Uses the openai SDK pointed at the Ollama host. No API key is required (Ollama has no auth by default).

Set the baseUrl field in the model config to your Ollama host:

// Example model config
{
"id": "llama3",
"provider": "ollama",
"endpoint": "http://localhost:11434/v1",
"apiKey": null
}

If you run Ollama on a different machine, change the endpoint to match. Routerly treats Ollama models as zero-cost (inputPerMillion: 0, outputPerMillion: 0) by default unless you configure explicit pricing.


Custom Adapter

For any provider that exposes an OpenAI-compatible /v1/chat/completions endpoint. Uses the openai SDK with a custom baseURL.

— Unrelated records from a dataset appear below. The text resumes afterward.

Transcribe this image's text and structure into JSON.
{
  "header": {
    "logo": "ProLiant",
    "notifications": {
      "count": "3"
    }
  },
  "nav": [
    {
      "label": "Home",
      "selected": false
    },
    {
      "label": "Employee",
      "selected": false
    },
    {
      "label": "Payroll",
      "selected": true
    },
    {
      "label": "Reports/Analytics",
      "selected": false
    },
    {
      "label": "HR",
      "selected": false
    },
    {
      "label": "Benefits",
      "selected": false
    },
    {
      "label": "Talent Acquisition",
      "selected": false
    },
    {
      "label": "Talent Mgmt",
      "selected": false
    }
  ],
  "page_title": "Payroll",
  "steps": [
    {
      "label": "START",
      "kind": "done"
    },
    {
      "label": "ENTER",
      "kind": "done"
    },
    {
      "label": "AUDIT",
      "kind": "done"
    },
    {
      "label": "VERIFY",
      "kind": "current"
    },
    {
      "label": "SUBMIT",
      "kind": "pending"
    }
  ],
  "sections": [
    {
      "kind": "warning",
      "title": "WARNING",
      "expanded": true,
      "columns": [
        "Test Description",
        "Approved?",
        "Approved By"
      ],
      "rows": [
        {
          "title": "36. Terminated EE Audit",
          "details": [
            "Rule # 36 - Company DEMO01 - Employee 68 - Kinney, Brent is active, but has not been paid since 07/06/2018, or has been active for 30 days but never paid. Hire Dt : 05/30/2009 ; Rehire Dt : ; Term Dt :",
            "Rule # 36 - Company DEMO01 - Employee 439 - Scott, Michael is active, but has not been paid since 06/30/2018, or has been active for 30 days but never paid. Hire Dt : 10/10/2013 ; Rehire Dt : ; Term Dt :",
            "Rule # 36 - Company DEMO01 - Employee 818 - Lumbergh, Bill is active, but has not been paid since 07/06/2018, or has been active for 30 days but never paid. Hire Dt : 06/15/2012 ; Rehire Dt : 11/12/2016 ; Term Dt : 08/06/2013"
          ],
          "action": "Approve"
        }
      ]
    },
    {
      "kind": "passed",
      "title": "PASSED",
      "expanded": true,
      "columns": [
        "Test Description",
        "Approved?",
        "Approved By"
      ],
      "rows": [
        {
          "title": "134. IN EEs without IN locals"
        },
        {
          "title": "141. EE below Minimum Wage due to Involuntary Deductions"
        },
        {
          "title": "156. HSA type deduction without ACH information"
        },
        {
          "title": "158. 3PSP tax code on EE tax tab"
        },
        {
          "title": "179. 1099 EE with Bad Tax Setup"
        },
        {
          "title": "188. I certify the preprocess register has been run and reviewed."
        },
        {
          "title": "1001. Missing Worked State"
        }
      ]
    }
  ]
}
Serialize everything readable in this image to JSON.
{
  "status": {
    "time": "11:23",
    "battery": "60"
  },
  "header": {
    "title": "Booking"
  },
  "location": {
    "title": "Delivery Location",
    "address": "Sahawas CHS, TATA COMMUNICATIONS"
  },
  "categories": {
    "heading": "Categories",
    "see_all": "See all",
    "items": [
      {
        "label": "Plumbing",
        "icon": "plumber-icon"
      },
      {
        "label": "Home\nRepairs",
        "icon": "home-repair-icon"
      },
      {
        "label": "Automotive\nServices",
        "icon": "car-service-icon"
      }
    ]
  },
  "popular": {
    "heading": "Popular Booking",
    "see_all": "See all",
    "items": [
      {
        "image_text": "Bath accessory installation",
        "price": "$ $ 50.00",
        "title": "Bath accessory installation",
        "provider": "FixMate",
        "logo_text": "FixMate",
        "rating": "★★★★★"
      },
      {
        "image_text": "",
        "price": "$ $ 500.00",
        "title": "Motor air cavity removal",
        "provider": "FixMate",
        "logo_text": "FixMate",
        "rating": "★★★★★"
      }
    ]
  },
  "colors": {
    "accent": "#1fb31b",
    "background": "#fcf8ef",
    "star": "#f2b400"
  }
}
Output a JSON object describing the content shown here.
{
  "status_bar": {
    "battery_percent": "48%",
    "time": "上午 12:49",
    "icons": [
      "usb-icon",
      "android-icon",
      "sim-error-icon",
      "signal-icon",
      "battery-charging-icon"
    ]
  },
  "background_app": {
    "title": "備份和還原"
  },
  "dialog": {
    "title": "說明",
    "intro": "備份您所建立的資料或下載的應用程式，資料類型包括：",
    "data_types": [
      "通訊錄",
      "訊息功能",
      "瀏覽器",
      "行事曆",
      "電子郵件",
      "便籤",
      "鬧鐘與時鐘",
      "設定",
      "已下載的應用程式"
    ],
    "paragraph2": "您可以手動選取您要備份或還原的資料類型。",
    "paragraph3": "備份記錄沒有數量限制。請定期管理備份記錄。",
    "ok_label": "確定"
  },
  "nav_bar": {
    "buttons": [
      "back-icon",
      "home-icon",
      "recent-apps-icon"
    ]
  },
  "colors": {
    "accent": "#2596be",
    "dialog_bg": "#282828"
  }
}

Required field: endpoint must be set to the provider's base URL.

// Example model config
{
"id": "my-local-llm",
"provider": "custom",
"endpoint": "http://192.168.1.50:8080/v1",
"apiKey": "optional-key-if-required"
}

This adapter works with LM Studio, llama.cpp server, vLLM, LocalAI, and any other service that implements the OpenAI /v1/chat/completions interface.


Mistral, Cohere, xAI

These providers use the OpenAI-compatible protocol. Register them using the custom adapter with the appropriate endpoint and apiKey:

ProviderEndpoint
Mistralhttps://api.mistral.ai/v1
Coherehttps://api.cohere.com/compatibility/v1
xAI (Grok)https://api.x.ai/v1
// Example: Mistral
{
"id": "mistral-large",
"provider": "custom",
"endpoint": "https://api.mistral.ai/v1",
"apiKey": "<encrypted>"
}

Timeout Handling

Each adapter respects the timeout field in the model config (in milliseconds). If not set, it falls back to the service-wide defaultTimeoutMs setting (30000 ms). Timed-out requests are recorded as outcome: "timeout" in usage records and the health policy will penalise the model accordingly.